Frédéric Boily remet en question la nature populiste du régime duplessiste dans le Québec des années 1930 aux années 1960. Selon l’auteur, une caractéristique essentielle du populisme consiste à proposer l’idée d’un changement en profondeur dans une société figée autour d’un ordre politique établi. Le populisme s’y présente de deux façons : d’une part, il défend une conception de la démocratie du peuple tout entier sans distinction entre « ceux d’en bas » et « ceux d’en haut » ; d’autre part, il formule une représentation identitaire du peuple fixée autour de l’ethnie et de la race. Il se dégage de l’analyse de F. Boily que le « populisme » de Maurice Duplessis, s’il existe, apparaît plutôt comme un outil mobilisateur et non comme un cadre référentiel à son idéologie nationale et traditionaliste. À partir d’une analyse des campagnes électorales, notamment l’entrée en scène de l’Union nationale et de Duplessis, l’auteur remarque l’emploi d’un style populiste qui vise à se démarquer du système politique en place. Duplessis emploie la rhétorique de l’appel au peuple — les gens des campagnes, les cultivateurs —, la dénonciation des gouvernements provinciaux précédents et du pouvoir fédéral centralisateur et, enfin, des ennemis extérieurs, soit les communistes et les témoins de Jéhovah. En revanche, l’étude des politiques du gouvernement Duplessis ne permet pas de distinguer un programme authentiquement populiste à l’image des mobilisations populistes classiques.

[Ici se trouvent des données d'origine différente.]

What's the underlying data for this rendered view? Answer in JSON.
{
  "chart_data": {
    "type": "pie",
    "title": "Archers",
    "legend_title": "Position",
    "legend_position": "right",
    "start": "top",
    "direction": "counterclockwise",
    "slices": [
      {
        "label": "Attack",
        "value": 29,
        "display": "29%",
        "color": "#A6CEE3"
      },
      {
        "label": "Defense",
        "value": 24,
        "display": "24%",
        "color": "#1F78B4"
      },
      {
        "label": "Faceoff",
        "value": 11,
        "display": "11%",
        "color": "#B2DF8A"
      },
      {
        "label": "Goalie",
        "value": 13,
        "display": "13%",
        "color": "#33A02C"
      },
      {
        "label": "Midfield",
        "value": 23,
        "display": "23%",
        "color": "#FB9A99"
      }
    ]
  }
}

Enfin, dans une note de recherche, Daniel Guérin, Hasan Kirmanoǧlu et Ahmet Süerdem mettent également en évidence la rencontre d’une expression néopopuliste et néolibérale amorcée durant les années 1980 par le Parti de la Mère Patrie dirigé par Turgut Özal. Ce populisme s’inscrit dans l’histoire politique du pays caractérisée par l’émergence de « cycles populistes » depuis l’instauration du régime pluraliste en 1950. Selon les auteurs, les gouvernements ont utilisé le populisme telle « une manière de gouverner » capable d’assurer un équilibre social tout en permettant aux élites en place de maintenir des réseaux clientélistes, notamment dans les secteurs économiques liés à l’exportation. Les auteurs avancent que le recours au populisme n’a pas permis d’assainir le climat politique turc, ce qui aurait contribué à la montée des partis extrémistes de droite et religieux durant les années 1980.

Dans l’ensemble, ces articles ont le grand mérite de faire avancer la réflexion sur l’emploi du populisme dans l’analyse des mutations du discours et de la gestuelle politiques. Comme la plupart des auteurs le soulignent, il existe une profondeur idéologique au populisme qui se rattache aux spécificités des terrains d’émergence et inscrit le phénomène dans la longue durée. Au contraire, l’idée forte à dégager de la lecture de ces textes est que le populisme se distingue par sa capacité d’adaptation aux nouvelles logiques du monde contemporain, soit la pénétration de l’imaginaire néolibéral et l’inquiétude identitaire devant l’ouverture des frontières aux flux migratoires. Dans cette perspective, il nous semble que le populisme s’inscrit dans une logique de changement et non de simple réaction passéiste. En manipulant habilement les thèmes de la proximité ou du rapprochement, les formations et les leaders populistes apparus au cours des années 1980 se sont présentés comme une alternative capable de répondre à un sentiment d’éloignement et de mécontentement souvent exprimé à l’endroit de la politique traditionnelle. Ils proposent d’y remédier, à leur façon, en rétablissant le contact entre les élites et les citoyens.